I blew out a breath, scrubbing a hand over my face before shoving my fingers through my hair. “Fuck,” I bit out, consumed with worry. Knowing I hadn’t been able to protect her last time only fueled the fire currently burning up inside me. “Okay, so what do we do?” I asked.
“We wait,” he said, which was the last fucking thing I wanted to do. Sitting and waiting wasn’t in my nature. I was a doer, and I wanted to fix this, right the fuck now before Evie could get hurt. “We’ll continue with what we talked about last night. Evie can dig for info, and let’s hope she finds something. Something big that we can use against Max, because this shit isn’t gonna blow over. It’s only been a few days, and they’ve already tossed her house and sent guys out beating the streets, tracking down info.”
“You still think it’s a good idea for you to come this way?”
“Better than you two being out. If I’m seen, it’s no big deal. I live here. Someone sees you strolling around town, and flags are gonna be raised.

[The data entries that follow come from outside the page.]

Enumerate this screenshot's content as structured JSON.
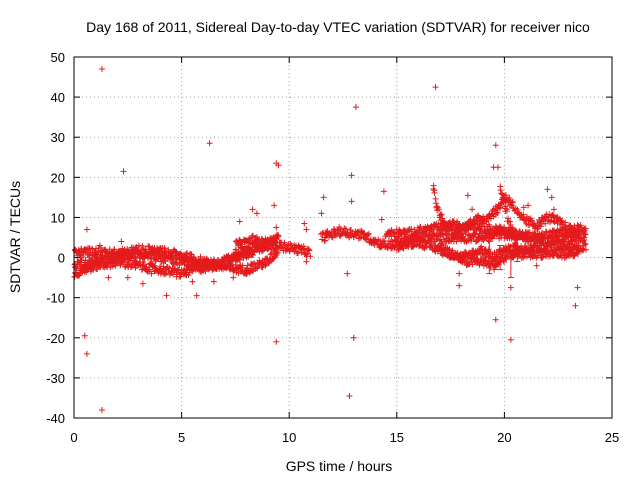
{
  "chart_data": {
    "type": "scatter",
    "title": "Day 168 of 2011, Sidereal Day-to-day VTEC variation (SDTVAR) for receiver nico",
    "xlabel": "GPS time / hours",
    "ylabel": "SDTVAR / TECUs",
    "xlim": [
      0,
      25
    ],
    "ylim": [
      -40,
      50
    ],
    "xticks": [
      "0",
      "5",
      "10",
      "15",
      "20",
      "25"
    ],
    "yticks": [
      "-40",
      "-30",
      "-20",
      "-10",
      "0",
      "10",
      "20",
      "30",
      "40",
      "50"
    ],
    "grid": true,
    "marker": "+",
    "series_color": "#e41a1c",
    "dense_tracks": [
      {
        "name": "track-a",
        "points": [
          [
            0,
            -2
          ],
          [
            1,
            -1
          ],
          [
            2,
            0.5
          ],
          [
            3,
            1
          ],
          [
            4,
            0
          ],
          [
            5,
            -1
          ],
          [
            6,
            -2
          ],
          [
            7,
            -1
          ],
          [
            8,
            2
          ],
          [
            9,
            4
          ],
          [
            9.5,
            5
          ]
        ]
      },
      {
        "name": "track-b",
        "points": [
          [
            0,
            1
          ],
          [
            1,
            1.5
          ],
          [
            2,
            1
          ],
          [
            3,
            2
          ],
          [
            4,
            1.5
          ],
          [
            5,
            0.5
          ],
          [
            6,
            -1
          ],
          [
            7,
            -2.5
          ],
          [
            8,
            -3
          ],
          [
            9,
            -1
          ],
          [
            9.5,
            2
          ]
        ]
      },
      {
        "name": "track-c",
        "points": [
          [
            0,
            -4
          ],
          [
            1,
            -2
          ],
          [
            2,
            -1
          ],
          [
            3,
            -2
          ],
          [
            4,
            -3
          ],
          [
            5,
            -4
          ],
          [
            5.5,
            -3
          ],
          [
            6.5,
            -2
          ],
          [
            7.5,
            0
          ],
          [
            8.5,
            2
          ],
          [
            9.5,
            4.5
          ]
        ]
      },
      {
        "name": "track-d",
        "points": [
          [
            7.5,
            3
          ],
          [
            8.3,
            4.5
          ],
          [
            9,
            3
          ],
          [
            9.5,
            3
          ],
          [
            10.5,
            2
          ],
          [
            11,
            1
          ]
        ]
      },
      {
        "name": "track-e",
        "points": [
          [
            11.5,
            5
          ],
          [
            12.3,
            6.5
          ],
          [
            13,
            6
          ],
          [
            13.5,
            5.5
          ],
          [
            14,
            4
          ],
          [
            14.5,
            3
          ],
          [
            15.5,
            4
          ],
          [
            16.5,
            5
          ],
          [
            17,
            5
          ],
          [
            18,
            5
          ],
          [
            19,
            5
          ],
          [
            20,
            6
          ],
          [
            21,
            5
          ],
          [
            22,
            4
          ],
          [
            23,
            5
          ],
          [
            23.8,
            5
          ]
        ]
      },
      {
        "name": "track-f",
        "points": [
          [
            14.5,
            6
          ],
          [
            15.5,
            6
          ],
          [
            16.5,
            7
          ],
          [
            17.5,
            8
          ],
          [
            18.5,
            8
          ],
          [
            19.5,
            7
          ],
          [
            20.5,
            6
          ],
          [
            21.5,
            5
          ],
          [
            22.5,
            6
          ],
          [
            23.5,
            6
          ]
        ]
      },
      {
        "name": "track-g",
        "points": [
          [
            15,
            3
          ],
          [
            16,
            4
          ],
          [
            17,
            2
          ],
          [
            18,
            0
          ],
          [
            19,
            2
          ],
          [
            19.5,
            0
          ],
          [
            20,
            2
          ],
          [
            21,
            2
          ],
          [
            22,
            3
          ],
          [
            23,
            3
          ],
          [
            23.8,
            2.5
          ]
        ]
      },
      {
        "name": "track-h",
        "points": [
          [
            16.7,
            18
          ],
          [
            16.9,
            12
          ],
          [
            17.2,
            8
          ],
          [
            17.8,
            6
          ],
          [
            18.5,
            9
          ],
          [
            19.2,
            10
          ],
          [
            19.7,
            12
          ],
          [
            20,
            15
          ],
          [
            20.3,
            14
          ],
          [
            20.7,
            10
          ],
          [
            21.5,
            8
          ],
          [
            22,
            10
          ],
          [
            22.5,
            9
          ],
          [
            23,
            7
          ],
          [
            23.8,
            7
          ]
        ]
      },
      {
        "name": "track-i",
        "points": [
          [
            17,
            3
          ],
          [
            17.5,
            1
          ],
          [
            18.2,
            -1
          ],
          [
            19,
            -1
          ],
          [
            19.5,
            -2
          ],
          [
            20,
            0
          ],
          [
            20.5,
            1
          ],
          [
            21.5,
            1
          ],
          [
            22.5,
            1
          ],
          [
            23.5,
            1
          ]
        ]
      },
      {
        "name": "track-j",
        "points": [
          [
            19.8,
            17
          ],
          [
            20,
            13
          ],
          [
            20.2,
            9
          ],
          [
            20.4,
            5
          ],
          [
            20.6,
            3
          ]
        ]
      }
    ],
    "scattered_points": [
      [
        1.3,
        47
      ],
      [
        6.3,
        28.5
      ],
      [
        2.3,
        21.5
      ],
      [
        9.4,
        23.5
      ],
      [
        9.5,
        23
      ],
      [
        13.1,
        37.5
      ],
      [
        12.9,
        20.5
      ],
      [
        16.8,
        42.5
      ],
      [
        19.6,
        28
      ],
      [
        19.5,
        22.5
      ],
      [
        19.7,
        22.5
      ],
      [
        18.3,
        15.5
      ],
      [
        14.4,
        16.5
      ],
      [
        11.6,
        15
      ],
      [
        12.9,
        14
      ],
      [
        11.5,
        11
      ],
      [
        0.6,
        7
      ],
      [
        1.3,
        -38
      ],
      [
        0.5,
        -19.5
      ],
      [
        0.6,
        -24
      ],
      [
        5.7,
        -9.5
      ],
      [
        4.3,
        -9.5
      ],
      [
        9.4,
        -21
      ],
      [
        12.8,
        -34.5
      ],
      [
        13,
        -20
      ],
      [
        12.7,
        -4
      ],
      [
        19.6,
        -15.5
      ],
      [
        20.3,
        -20.5
      ],
      [
        23.3,
        -12
      ],
      [
        23.4,
        -7.5
      ],
      [
        17.9,
        -7
      ],
      [
        17.9,
        -4
      ],
      [
        21.5,
        -2
      ],
      [
        20.3,
        -7.5
      ],
      [
        3.2,
        -6.5
      ],
      [
        2.5,
        -5
      ],
      [
        10.8,
        -1
      ],
      [
        1.2,
        3
      ],
      [
        2.2,
        4
      ],
      [
        3.6,
        -4
      ],
      [
        5.5,
        -6
      ],
      [
        6.5,
        -6
      ],
      [
        7.7,
        9
      ],
      [
        8.3,
        12
      ],
      [
        8.5,
        11
      ],
      [
        9.3,
        13
      ],
      [
        9.4,
        7.5
      ],
      [
        10.7,
        8.5
      ],
      [
        10.8,
        7
      ],
      [
        22,
        17
      ],
      [
        22.2,
        15
      ],
      [
        22.3,
        12
      ],
      [
        20.9,
        12.5
      ],
      [
        21.1,
        13
      ],
      [
        18.5,
        12
      ],
      [
        17.3,
        4
      ],
      [
        15.7,
        5
      ],
      [
        14.3,
        9.5
      ],
      [
        4.7,
        1
      ],
      [
        0.3,
        0.5
      ],
      [
        0.8,
        -3
      ],
      [
        1.6,
        -5
      ],
      [
        7.4,
        -5
      ],
      [
        8.9,
        -2
      ]
    ],
    "error_bars": [
      {
        "x": 19.3,
        "y": 0,
        "low": -4,
        "high": 4
      },
      {
        "x": 19.8,
        "y": 0,
        "low": -3,
        "high": 3
      },
      {
        "x": 20.3,
        "y": 0,
        "low": -5,
        "high": 3
      },
      {
        "x": 20.6,
        "y": 2,
        "low": -1,
        "high": 5
      }
    ]
  }
}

I’ll circle around, weave in and out, make sure I’m not being followed. I’m waiting to hear back from Aaron, but I’ve already got the laptop. I’ll be by in a couple hours.”
I nodded, knowing he was right. Despite every instinct I had telling me to go out and do something, it was safer for everyone—safer for her—if we stayed put. “Sounds good. See you then.”
“Later. And Ry? Keep your eyes and ears open.”
The line disconnected, and it took everything in me to calmly slip my phone into my pocket. Because what I wanted to do was throw it across the room, smash it into the brick wall. I wanted to stalk out of this too-small apartment and hunt down everyone who was after her. I wanted to grab her and hold her, protect her from it all, because they were coming for her. No matter what I did, no matter how well I hid her, I wouldn’t be able to keep her safe forever.